IMG_6471 (1)In fact when we eventually got back to the boat that evening, the wind had been blowing from the NE for a while and there was a swell in the bay making Milo rock and roll. It was much worse than being at sea in a gale. At least at sea the wind keeps the boat listed one way and you pitch through the waves. Here it was pitching both ways, which was nauseating – literally. We were worried our anchor would drag and leave us blown against the rocks in the night, so I set out a back up kedge anchor just in case and arranged for Ros and I to have 3 hourly watches each throughout the night. I took the first watch and kept taking bearings of my landmarks. The spring tide came up remarkably high rising 7.2 metres and covered the landing stage.

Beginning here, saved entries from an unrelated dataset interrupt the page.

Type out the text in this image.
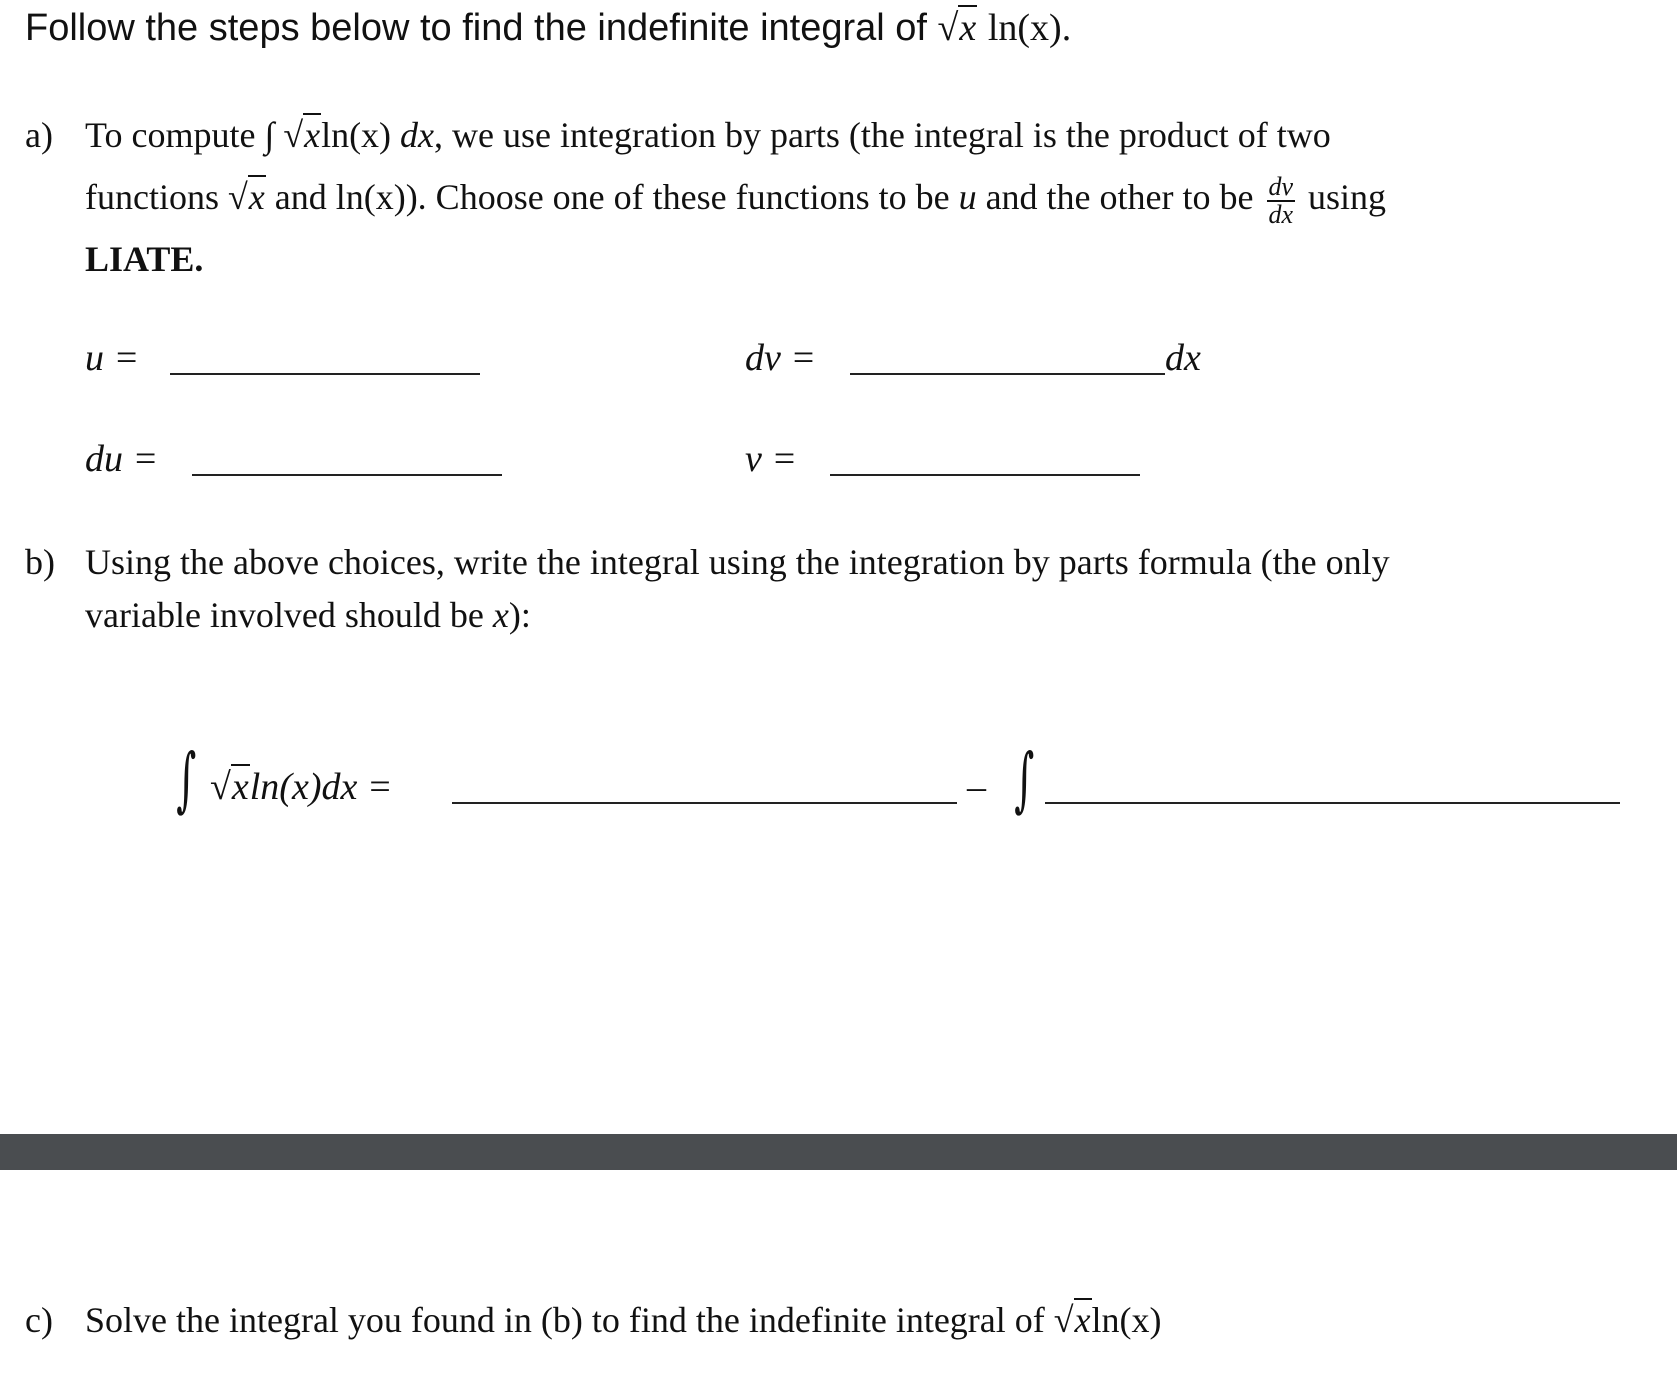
Follow the steps below to find the indefinite integral of √x ln(x).
a) To compute ∫ √xln(x) dx, we use integration by parts (the integral is the product of two
functions √x and ln(x)). Choose one of these functions to be u and the other to be $\frac{dv}{dx}$ using
LIATE.
u =	dv =	dx
du =	v =
b) Using the above choices, write the integral using the integration by parts formula (the only
variable involved should be x):
∫ √xln(x)dx =	– ∫
c) Solve the integral you found in (b) to find the indefinite integral of √xln(x)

As our anchor was only 20m long and I’d anchored at low tide in 2m – I only had a ratio of 2:1 of length to depth – normally it is recommended to have 3:1. I was in the middle of these complicated calculations as something to do on my watch, when I suddenly realised I had technology on board to fix my position within +5m – my GPS. I switched it on, waited for a while for it to find enough satellites and, hey-presto, a fix. It was within metres of where I’d first moored – why was I worrying? It was near the end of my watch but I decided, after padding the crockery with matting to stop it rattling around, not to wake Ros for her watch, got ready for bed and slept really soundly until 6am. We woke to sunshine in an idyllic spot, but somehow the traumas of the night had brought a more sinister aspect and it had lost some of its romance, so it was agreed “to get the hell out of here”.